Я действительно поглупел; мои ощущения пожирают мой мозг…

Однако я никогда не отчаиваюсь, я бываю часто печален, и эта печаль громадным черным грузом до необычайности отягощает мою душу, но я никогда не отчаиваюсь, просто я слаб, очень, очень слаб…

И тем не менее ни на секунду не верю в безысходность будущего…

[…]

* * *

Мюнгерсдорф, 17 февраля 1941 г.

[…]

Сегодня утром я наслаждался «прекрасными часами моей жизни», «сверхпрекрасными»; дело в том, что я увильнул от похода в кино [24] и в ожидании генерала — ой, не предатель ли я, ибо произношу этот титул без должного почтения, словно говорю «капрал», — прибрал немного комнату, чуточку почистил тут и там и уселся за роман «Дело Деруга» [25] . Потом вошел генерал, довольно важный, все осмотрел, расспросил о том о сем, так, en passant [26] , и знаешь, о чем он спросил меня, генерал — меня? «Тебе не нравится быть солдатом, мой сын?» И я в присутствии полдюжины офицеров высшего комсостава мужественно промолчал, хотя из меня так и рвалось наружу рабское и чисто автоматическое: «Так точно!» Только представь себе меня с единственной крошечной звездочкой [27] на левом рукаве и его, со сверкающими красными отворотами шинели и в отливающем золотом мундире, но я промолчал… и господин генерал отвел глаза…

24

Посещение кино в часы досуга в воинских частях было обязательным.

25

Роман Рикарды Хух (1864–1947) — известной прогрессивной немецкой писательницы, открыто выступившей против фашистской диктатуры, в результате чего ей пришлось эмигрировать из страны. Роман «Дело Деруга» посвящен судьбе врача, представшего спустя 17 лет после смерти жены перед судом по обвинению в ее отравлении.

26

Мимоходом, между прочим (фр.).

27

Речь идет о значке, определяющем ранг рядового пехоты.

[…]

* * *

Мюнгерсдорф, 24 февраля 1941 г.

[…]

Прошлой ночью лег спать только в половине четвертого, Гейнц еще был дома, когда я вернулся; за долгим разговором на нашу излюбленную тему — Una Sancta — мы опустошили все имевшиеся в доме запасы спиртного. А в половине шестого я уже был на ногах и ровно в семь заступил на дежурство… Одна-единственная таблетка первитина [28] дает потрясающий результат. До половины второго, когда меня сменили, я был сказочно бодр. Потом почти до пяти я сладко-сладко спал и снова был в форме. Это просто великолепно, что такая крошечная таблетка прогоняет усталость вплоть до того момента, когда ты действительно можешь лечь спать. От переутомления и постоянного недосыпания я сегодня всенепременно бы свалился; проснувшись утром, я почувствовал себя по-настоящему больным от усталости, и мне пришлось бы все утро, вплоть до полудня, работать, превозмогая себя, к тому же мне предстояло еще два часа стоять на посту. Тем самым я нанес бы своему здоровью несравненно больший вред, чем если бы проглотил малюсенькую таблеточку первитина. Хорошо еще, что для таких экстренных случаев у меня имеется кое-какой запас, для других же целей я им больше никогда не пользуюсь. Скоро десять часов… и я смогу поспать до часу, а потом еще с половины третьего до полседьмого; этого уже достаточно, а завтра

ранним утром я прикину, где мне с девяти до двенадцати притулиться; глядишь, я все и наверстаю.

28

Лекарственный препарат, действующий возбуждающе на нервную систему и кровообращение.
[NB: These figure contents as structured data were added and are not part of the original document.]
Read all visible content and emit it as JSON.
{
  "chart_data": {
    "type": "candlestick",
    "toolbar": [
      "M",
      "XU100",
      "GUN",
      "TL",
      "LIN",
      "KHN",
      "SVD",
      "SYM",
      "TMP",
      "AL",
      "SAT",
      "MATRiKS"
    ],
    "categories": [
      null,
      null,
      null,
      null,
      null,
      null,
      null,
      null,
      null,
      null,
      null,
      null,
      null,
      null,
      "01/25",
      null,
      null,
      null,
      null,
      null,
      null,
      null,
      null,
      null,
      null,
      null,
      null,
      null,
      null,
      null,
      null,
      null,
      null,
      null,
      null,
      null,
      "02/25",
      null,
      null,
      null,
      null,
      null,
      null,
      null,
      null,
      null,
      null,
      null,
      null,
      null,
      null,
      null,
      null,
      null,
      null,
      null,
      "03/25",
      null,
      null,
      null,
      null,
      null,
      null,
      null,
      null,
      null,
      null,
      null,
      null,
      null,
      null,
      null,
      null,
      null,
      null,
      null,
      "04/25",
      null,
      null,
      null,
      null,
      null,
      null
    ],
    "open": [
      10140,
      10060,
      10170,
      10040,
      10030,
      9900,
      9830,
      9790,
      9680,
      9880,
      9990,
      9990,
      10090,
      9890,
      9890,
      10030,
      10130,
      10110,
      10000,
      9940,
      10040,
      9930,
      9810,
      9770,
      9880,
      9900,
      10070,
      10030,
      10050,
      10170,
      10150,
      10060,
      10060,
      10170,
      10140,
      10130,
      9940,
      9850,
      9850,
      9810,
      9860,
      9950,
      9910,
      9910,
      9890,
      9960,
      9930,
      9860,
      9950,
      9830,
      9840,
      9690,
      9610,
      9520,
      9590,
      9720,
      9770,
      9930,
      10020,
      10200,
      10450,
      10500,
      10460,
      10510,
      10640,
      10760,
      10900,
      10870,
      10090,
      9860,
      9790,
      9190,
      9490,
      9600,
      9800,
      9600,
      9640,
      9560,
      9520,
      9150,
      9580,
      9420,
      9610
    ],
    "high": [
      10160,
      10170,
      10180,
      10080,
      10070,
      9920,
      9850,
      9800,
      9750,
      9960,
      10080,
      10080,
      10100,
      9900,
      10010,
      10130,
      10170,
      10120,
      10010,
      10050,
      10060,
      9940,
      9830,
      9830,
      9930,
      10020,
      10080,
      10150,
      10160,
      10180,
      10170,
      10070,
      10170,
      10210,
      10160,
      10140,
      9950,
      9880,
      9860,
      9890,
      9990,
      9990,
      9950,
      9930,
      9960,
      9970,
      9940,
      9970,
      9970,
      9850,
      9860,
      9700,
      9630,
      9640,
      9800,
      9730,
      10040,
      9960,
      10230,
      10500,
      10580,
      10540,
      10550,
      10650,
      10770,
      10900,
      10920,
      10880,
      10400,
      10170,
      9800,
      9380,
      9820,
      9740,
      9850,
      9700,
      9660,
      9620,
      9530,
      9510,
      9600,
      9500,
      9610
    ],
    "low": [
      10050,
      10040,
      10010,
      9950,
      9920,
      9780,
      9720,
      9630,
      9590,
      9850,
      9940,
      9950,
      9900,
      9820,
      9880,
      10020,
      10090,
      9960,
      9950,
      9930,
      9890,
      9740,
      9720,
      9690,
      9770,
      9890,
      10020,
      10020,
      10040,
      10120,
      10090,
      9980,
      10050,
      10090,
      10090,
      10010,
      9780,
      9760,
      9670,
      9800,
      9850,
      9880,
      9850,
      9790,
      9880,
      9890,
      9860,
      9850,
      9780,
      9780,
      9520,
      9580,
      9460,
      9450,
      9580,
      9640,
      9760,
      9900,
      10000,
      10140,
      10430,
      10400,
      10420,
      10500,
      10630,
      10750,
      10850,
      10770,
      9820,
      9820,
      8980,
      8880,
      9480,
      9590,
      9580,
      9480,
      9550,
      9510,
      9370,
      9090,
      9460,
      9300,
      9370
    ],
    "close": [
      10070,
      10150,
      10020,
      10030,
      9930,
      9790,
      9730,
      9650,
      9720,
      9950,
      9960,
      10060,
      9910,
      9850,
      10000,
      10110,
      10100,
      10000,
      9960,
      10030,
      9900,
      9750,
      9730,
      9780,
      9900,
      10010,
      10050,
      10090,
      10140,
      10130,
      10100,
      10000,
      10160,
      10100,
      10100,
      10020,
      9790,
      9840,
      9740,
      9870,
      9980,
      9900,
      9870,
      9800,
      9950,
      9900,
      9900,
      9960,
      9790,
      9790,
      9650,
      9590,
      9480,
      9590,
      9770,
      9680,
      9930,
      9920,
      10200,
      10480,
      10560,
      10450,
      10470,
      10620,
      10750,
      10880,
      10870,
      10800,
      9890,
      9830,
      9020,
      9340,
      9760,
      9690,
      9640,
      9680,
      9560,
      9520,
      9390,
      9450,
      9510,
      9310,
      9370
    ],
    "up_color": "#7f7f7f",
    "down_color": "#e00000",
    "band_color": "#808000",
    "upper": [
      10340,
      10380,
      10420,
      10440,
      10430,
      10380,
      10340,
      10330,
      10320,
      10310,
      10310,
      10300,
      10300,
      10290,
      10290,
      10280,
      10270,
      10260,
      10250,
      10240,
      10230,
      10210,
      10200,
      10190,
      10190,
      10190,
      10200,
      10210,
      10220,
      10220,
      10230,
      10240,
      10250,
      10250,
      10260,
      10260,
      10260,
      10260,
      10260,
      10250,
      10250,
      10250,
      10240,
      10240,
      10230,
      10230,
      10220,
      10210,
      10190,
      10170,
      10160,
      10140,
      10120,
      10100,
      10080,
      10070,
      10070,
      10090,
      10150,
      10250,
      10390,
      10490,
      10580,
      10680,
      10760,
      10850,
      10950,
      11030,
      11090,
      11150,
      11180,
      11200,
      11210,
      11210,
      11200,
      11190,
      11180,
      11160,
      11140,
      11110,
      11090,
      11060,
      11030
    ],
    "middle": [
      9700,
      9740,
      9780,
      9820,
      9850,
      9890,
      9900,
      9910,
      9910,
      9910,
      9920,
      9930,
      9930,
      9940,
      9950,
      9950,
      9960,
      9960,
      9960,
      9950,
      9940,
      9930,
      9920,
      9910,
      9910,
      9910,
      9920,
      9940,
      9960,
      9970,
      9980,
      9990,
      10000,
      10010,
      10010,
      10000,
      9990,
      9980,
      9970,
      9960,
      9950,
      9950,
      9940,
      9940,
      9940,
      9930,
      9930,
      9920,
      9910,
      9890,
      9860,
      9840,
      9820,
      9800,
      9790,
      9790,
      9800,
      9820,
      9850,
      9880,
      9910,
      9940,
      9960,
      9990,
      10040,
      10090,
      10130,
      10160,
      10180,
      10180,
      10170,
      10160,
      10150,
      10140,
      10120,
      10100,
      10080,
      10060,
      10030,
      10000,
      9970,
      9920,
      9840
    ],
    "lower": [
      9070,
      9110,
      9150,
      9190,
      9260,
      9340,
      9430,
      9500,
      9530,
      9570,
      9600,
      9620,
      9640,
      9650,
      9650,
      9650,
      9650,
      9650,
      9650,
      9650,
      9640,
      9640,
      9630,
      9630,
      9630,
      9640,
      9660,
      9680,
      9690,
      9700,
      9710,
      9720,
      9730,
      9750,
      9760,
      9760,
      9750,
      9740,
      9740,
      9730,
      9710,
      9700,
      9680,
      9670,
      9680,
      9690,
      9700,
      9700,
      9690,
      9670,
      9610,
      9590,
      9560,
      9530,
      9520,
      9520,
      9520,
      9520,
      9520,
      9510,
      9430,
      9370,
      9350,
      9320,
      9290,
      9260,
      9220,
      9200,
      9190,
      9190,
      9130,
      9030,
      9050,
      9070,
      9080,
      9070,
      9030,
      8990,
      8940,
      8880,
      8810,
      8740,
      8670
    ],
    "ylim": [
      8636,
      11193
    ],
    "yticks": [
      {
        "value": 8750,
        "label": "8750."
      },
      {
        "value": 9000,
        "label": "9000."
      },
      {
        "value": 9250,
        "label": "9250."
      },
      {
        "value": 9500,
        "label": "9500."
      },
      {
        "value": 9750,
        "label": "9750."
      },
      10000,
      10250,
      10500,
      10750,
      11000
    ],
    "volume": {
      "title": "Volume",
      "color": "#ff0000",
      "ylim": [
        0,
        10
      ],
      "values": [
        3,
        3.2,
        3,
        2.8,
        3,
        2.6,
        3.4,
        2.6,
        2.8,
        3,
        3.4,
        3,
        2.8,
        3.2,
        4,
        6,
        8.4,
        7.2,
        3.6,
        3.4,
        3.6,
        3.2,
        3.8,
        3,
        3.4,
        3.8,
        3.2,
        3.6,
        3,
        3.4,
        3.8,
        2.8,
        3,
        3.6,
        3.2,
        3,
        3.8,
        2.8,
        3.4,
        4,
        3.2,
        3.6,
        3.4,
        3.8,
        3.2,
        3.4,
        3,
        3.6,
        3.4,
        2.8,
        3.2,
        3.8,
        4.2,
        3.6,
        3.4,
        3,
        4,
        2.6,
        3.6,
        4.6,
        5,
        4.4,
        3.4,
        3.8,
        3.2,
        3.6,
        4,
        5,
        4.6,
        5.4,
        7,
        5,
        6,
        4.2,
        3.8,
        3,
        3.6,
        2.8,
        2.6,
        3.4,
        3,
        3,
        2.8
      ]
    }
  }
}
Сегодня утром за четверть часа мы одолели маршем Грюнгюртель [29] , что неподалеку от стадиона, а потом занимались строевой подготовкой на Янвизе [30] ; мы ежедневно проводим там почти все утро, так что теперь я каждый день смотрю оттуда на встающее над Кёльном солнце; иногда оно уже утром такое яркое, что просто ослепляет своим золотым сиянием, а порою похоже на красноватый мутный диск, плывущий в тумане, — очень легкое и на удивление круглое, и тогда я испытываю своего рода удовлетворение оттого, что могу подолгу и абсолютно спокойно смотреть на него, на этот всеобъемлющий, всеослепляющий свет, но это удовлетворение не торжествующее, не то что у мышей, отплясывающих бесовские танцы при виде кошки на прогулке; нет, знаешь, это удовлетворение со вздохом облегчения, подобное чувство испытывает солдат при вести о том, что фельдфебель отбыл в отпуск. […]

29

Ряды деревьев, посаженные в 1923–1929 гг. вдоль опоясывающих Кёльн бастионов.

30

Большое поле на окраине Кёльна, использовавшееся во время Второй мировой войны как стадион и учебный плац.

Сейчас половина второго… я на ногах уже с часу [31] , но надо было этому получасу пройти, чтобы я окончательно созрел и отважился взять в руки перо; на меня навалилась безумная усталость, но не убийственная, как прежде, когда, казалось, голова вот-вот лопнет и развалится на части; нет, теперь она приятная, меня постоянно клонит ко сну, я хожу, точно пьяный; значит, мне значительно лучше; скоро, через час, я снова завалюсь спать на целых четыре часа!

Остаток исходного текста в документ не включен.